Segundo Kleber Buzatto, secretário-executivo do Cimi (Conselho Indigenista Missionário), ligado à Igreja Católica, os cortes enfraquecem ainda mais a Funai e tornam mais frágeis as comunidades. “Ao retirar força de trabalho, o governo cria um impedimento, cria dificuldades ainda maiores para que os direitos desses povos sejam respondidos”, diz.

Ele conta que não tem ainda uma dimensão exata dos efeitos dos cortes. “O desdobramento prático ainda está em curso. A gente sabe que tem coordenações técnicas que foram e deverão ser fechadas, haja vista não haver pessoal para que elas continuem funcionando”, informa.

Questionada pela reportagem, a Funai apenas informou números, sem dizer quais unidades foram ou serão fechadas.

Segundo Buzatto, as coordenações técnicas são importantes por serem representações de índios em regiões mais distantes. “Sem elas, índios vão ficar sem representação.”

Além disso, ele cita o esvaziamento de pessoal em setores estratégicos. “Um desses setores é a diretoria de licenciamento ambiental, que analisa impactos em empreendimentos como hidrelétricas, rodovias e obras que atinjam terras indígenas. O número de 13 pessoas, que já era reduzido, caiu para oito, o que acaba criando uma situação de extrema vulnerabilidade”, ressalta.

Uma das unidades locais que foi fechada nessa reestruturação da Funai foi a do Rio Grande do Norte. Por conta do fechamento, índios ocuparam o prédio onde funcionava o órgão.

“Essa coordenação proporcionou mais autonomia na realização dos eventos do movimento indígena no Estado, como assembleias, conferências, seminários, oficinas etc.”, conta Tayse Potiguara, índia que vive em uma comunidade na zona rural de João Câmara, citando que há uma promessa de reativação da unidade, mas ainda sem data. “Estamos apreensivos. Sem ela ficamos sem voz e onde buscar direitos aqui”, afirma.

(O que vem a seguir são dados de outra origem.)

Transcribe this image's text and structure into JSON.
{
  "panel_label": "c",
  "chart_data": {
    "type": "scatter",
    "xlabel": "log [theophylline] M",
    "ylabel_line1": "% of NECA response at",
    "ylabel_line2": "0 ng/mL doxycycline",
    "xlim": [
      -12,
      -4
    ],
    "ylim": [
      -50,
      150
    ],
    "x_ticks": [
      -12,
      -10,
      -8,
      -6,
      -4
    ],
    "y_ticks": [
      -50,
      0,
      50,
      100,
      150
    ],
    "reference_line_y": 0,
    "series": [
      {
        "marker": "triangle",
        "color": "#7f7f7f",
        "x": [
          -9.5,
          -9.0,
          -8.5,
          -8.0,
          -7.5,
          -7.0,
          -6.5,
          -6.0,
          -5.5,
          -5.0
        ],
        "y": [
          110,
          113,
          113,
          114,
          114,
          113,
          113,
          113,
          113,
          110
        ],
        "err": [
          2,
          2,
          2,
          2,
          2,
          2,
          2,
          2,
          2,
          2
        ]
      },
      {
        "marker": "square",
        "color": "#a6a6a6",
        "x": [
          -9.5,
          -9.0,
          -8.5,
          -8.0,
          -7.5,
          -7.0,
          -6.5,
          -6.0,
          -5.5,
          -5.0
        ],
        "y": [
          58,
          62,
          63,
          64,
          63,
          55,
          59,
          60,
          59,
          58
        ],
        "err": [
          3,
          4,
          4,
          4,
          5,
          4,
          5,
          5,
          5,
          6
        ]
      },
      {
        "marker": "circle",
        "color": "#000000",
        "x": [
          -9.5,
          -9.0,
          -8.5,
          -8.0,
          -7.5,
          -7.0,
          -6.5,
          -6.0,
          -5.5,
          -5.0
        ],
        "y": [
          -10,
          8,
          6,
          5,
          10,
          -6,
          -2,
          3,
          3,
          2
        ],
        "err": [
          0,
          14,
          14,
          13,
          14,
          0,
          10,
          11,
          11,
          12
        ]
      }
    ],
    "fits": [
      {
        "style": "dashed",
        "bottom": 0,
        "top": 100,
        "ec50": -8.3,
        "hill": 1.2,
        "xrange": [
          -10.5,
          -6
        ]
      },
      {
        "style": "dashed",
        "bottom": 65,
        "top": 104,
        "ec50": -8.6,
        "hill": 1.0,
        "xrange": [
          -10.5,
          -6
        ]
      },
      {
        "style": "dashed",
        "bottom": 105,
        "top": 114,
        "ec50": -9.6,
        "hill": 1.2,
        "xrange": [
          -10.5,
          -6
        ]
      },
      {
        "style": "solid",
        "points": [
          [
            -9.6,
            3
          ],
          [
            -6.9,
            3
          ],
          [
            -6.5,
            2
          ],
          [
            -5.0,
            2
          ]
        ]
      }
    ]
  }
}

Segundo o índio Weibe Tapeba, que é do Ceará e integra o Conselho Nacional de Política Indigenista, o corte de cargos veio em um momento totalmente inapropriado. “Foi feito um levantamento e apontou-se que precisaríamos de um concurso para 6.000 servidores na Funai. São muitas áreas descobertas”, diz.

Tapeba conta que um problema da Funai é o loteamento de cargos. “Isso tem impactado o perfil de escolha, que tem sido meramente politico e não se considera o direito a consulta prévia. São pessoas alinhadas com os donos de propriedade”, critica. Além da demora nos processos, Tapeba comenta a judicialização dos casos, que atrasa ainda mais a demarcação.

Todos os entrevistados ouvidos também dizem temer uma ação legislativa: a votação da PEC 215, de 2000, que tiraria da Presidência e passaria ao Congresso Nacional a homologação da demarcação das terras. “Isso geraria uma instabilidade política terrível, uma dependência de um Congresso conservador e repleto de ruralistas”, finaliza Tapeba.

O Palácio do Planalto foi procurado, mas não havia mandado resposta até a publicação desta reportagem. O posicionamento será publicado neste texto assim que recebido.